Why we switched to the system font stack

A couple of weeks ago, a small bug report turned into a typography upgrade we’d been meaning to make for a while.
Our support team received an issue flagging that bold and normal text were indistinguishable inside headers within CloudCannon. The fix was straightforward in theory — either install an additional weight of our custom font or switch to the system font stack. We’d been leaning toward the system font stack for some time, and this felt like the right moment to make the move.
All the font weights, out of the box Direct link to this section
Custom web fonts require deliberate choices about which weights to load. Load too few and you end up with exactly the kind of bold-vs-normal ambiguity we ran into. Load them all and you’re shipping a lot of font data your users may never need. System fonts sidestep this entirely — every weight is already there, ready to use, with no decisions required on our end.
Better performance, fewer loading artefacts Direct link to this section
Web fonts mean HTTP requests, waiting, and a flash of unstyled content that appears while a font file travels over the network and gets parsed by the browser. On a fast connection, this is a minor annoyance. On a slow or metered connection — the kind common in many parts of the world — it’s a real friction point.

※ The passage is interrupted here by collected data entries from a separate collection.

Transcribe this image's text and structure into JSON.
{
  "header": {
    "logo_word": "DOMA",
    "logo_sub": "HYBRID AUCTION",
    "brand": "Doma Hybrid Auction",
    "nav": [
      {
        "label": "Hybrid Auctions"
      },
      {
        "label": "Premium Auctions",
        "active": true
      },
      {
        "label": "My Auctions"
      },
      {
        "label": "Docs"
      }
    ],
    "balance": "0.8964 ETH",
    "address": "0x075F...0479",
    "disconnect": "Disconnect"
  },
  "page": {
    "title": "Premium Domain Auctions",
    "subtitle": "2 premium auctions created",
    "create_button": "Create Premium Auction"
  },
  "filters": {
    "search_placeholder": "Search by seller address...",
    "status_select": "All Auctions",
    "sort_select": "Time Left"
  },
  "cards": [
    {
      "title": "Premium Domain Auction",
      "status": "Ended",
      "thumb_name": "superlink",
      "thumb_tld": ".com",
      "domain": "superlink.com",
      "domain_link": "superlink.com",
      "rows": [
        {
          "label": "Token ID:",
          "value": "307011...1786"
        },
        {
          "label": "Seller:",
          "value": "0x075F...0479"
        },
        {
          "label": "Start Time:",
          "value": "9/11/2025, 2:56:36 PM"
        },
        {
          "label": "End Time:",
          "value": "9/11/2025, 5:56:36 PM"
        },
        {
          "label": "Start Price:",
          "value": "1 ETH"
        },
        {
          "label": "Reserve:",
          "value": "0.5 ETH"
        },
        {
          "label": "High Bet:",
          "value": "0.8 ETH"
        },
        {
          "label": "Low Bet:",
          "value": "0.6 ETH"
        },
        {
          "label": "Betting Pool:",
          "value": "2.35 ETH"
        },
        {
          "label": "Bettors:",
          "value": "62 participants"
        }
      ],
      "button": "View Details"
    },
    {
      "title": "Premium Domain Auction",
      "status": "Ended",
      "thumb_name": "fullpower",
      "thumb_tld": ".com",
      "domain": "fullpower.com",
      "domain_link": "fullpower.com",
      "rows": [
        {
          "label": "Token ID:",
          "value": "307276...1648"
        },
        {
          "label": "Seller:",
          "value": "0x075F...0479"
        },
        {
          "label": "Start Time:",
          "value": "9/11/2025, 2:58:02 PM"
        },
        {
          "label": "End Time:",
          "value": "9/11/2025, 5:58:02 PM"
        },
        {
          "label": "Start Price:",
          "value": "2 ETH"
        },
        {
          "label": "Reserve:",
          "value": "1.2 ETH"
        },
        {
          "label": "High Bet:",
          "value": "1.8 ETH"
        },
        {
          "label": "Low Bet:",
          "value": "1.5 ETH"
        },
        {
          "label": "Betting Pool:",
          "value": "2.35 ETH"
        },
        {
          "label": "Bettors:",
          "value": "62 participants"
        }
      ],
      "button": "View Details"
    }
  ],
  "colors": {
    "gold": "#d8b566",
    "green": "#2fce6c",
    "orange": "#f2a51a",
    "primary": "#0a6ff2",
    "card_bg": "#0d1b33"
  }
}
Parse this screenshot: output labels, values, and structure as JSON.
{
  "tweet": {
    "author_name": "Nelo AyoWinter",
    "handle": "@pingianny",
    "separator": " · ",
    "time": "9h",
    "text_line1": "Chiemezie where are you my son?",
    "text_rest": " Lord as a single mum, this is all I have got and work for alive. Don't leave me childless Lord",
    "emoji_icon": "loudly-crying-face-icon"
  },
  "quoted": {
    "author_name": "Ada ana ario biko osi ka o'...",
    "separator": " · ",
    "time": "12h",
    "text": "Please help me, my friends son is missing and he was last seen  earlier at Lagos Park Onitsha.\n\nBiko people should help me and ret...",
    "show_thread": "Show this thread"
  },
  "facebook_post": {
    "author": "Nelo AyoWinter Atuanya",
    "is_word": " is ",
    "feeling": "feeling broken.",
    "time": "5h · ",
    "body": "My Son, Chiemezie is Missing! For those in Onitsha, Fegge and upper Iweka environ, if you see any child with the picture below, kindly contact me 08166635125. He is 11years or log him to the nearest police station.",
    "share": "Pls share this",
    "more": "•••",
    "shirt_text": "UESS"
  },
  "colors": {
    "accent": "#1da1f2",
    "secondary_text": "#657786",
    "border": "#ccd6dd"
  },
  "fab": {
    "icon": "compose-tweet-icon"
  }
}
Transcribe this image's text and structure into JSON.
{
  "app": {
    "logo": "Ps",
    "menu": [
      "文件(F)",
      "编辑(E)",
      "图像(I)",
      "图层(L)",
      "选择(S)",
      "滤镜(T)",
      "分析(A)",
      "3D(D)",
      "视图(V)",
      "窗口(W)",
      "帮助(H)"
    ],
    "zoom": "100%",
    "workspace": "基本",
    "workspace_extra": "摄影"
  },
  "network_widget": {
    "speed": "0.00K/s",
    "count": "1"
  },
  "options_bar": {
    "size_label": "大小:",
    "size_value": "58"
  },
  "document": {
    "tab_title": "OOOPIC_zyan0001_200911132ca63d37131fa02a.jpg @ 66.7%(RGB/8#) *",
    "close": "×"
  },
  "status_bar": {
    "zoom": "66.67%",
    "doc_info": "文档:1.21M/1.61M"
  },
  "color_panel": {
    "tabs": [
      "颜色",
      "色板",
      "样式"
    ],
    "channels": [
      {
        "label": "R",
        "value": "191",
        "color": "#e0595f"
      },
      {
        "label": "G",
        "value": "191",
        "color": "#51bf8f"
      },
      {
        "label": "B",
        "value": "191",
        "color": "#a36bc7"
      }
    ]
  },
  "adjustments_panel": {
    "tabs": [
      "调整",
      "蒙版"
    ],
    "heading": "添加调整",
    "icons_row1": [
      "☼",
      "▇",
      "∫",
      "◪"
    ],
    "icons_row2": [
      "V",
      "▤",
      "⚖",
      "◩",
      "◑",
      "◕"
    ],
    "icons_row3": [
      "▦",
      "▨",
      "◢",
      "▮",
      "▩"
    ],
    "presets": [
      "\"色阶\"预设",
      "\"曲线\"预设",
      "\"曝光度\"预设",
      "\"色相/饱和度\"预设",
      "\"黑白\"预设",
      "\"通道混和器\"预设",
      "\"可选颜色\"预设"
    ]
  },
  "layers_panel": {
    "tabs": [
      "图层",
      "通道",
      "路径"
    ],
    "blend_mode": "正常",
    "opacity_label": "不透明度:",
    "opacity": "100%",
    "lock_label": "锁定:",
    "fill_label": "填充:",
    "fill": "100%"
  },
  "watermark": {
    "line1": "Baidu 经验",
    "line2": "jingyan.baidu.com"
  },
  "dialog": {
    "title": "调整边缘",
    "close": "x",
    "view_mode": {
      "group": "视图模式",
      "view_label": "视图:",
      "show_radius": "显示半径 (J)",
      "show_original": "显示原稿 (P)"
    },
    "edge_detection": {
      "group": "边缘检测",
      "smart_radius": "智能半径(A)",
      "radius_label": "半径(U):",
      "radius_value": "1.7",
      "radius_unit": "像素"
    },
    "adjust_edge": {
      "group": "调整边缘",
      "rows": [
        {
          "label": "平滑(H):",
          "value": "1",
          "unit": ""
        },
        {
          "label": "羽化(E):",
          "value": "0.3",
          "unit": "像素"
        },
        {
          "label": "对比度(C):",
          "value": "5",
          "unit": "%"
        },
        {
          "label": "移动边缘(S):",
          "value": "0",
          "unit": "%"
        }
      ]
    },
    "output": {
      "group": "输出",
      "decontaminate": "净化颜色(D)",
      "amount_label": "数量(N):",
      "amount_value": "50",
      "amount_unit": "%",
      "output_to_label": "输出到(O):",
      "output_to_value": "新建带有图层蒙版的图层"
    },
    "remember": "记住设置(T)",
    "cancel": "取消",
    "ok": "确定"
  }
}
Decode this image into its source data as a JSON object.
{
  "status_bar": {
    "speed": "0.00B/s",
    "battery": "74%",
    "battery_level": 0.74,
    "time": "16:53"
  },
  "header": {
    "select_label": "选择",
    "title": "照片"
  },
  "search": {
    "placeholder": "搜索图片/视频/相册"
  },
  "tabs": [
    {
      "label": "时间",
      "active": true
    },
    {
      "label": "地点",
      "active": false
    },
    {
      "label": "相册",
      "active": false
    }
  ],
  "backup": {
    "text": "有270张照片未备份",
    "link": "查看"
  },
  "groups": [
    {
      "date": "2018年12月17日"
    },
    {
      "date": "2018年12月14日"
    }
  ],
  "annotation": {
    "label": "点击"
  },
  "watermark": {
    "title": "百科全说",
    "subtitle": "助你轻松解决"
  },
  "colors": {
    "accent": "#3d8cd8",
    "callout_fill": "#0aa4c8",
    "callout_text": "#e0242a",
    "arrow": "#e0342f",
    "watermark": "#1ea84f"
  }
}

With system fonts, there's nothing to download. The font is already on the device. Pages render immediately, in the right typeface, every time.
And this wasn’t entirely new territory for us. We switched our monospace font to a system stack a while ago, and the result was fewer rendering issues overall. That experience gave us confidence that extending the same approach to the rest of the UI was the right call.
Broader Unicode coverage for international users Direct link to this section
Custom fonts often have incomplete Unicode coverage. For users working with non-Latin scripts — Arabic, Chinese, Japanese, Korean, Devanagari, and many others — gaps in a custom font can mean garbled or missing characters. System fonts, maintained by OS vendors with global user bases in mind, typically offer far more comprehensive Unicode support. For our international customers, this is a meaningful improvement.
A more accessible, readable experience Direct link to this section
System fonts carry accessibility advantages that are difficult to replicate with custom typefaces.
Many users rely on OS-level font settings to manage reading difficulties — increasing text size, enabling high contrast modes, or substituting fonts that work better for conditions like dyslexia. Custom web fonts can interfere with these adjustments, either by overriding user preferences or by rendering in ways that conflict with assistive technologies. System fonts, being native to the OS, tend to respect these settings naturally.
There's also the matter of rendering quality. System fonts are hinted and optimised by the OS vendor specifically for screen rendering on that platform — meaning they render with maximum clarity at every size, on every display, for every user. Custom fonts, however well-designed, can't match that level of platform-specific tuning across every device and screen density your users might have.
For users with low vision, the difference between a font that renders crisply at small sizes and one that doesn't can determine whether an interface is usable at all.
Because system fonts are the typefaces people read in their email client, their file manager, their operating system's own dialogs. When an app uses them too, it feels like it belongs on the device rather than being layered on top of it. There’s something meaningful about seeing an interface rendered in a font you already know.
That familiarity has practical implications for readability. People read faster and more accurately in typefaces they encounter regularly: a font that feels native is a font that gets out of the way.
In good company Direct link to this section
The trend toward system fonts has been building for years. GitHub made the switch. Notion made the switch. The reasoning is the same across the board: system fonts perform better, render more reliably, and feel more at home on the devices people use every day.
For us, what started as a fix for a single header bug turned into a cleaner, faster, more accessible UI.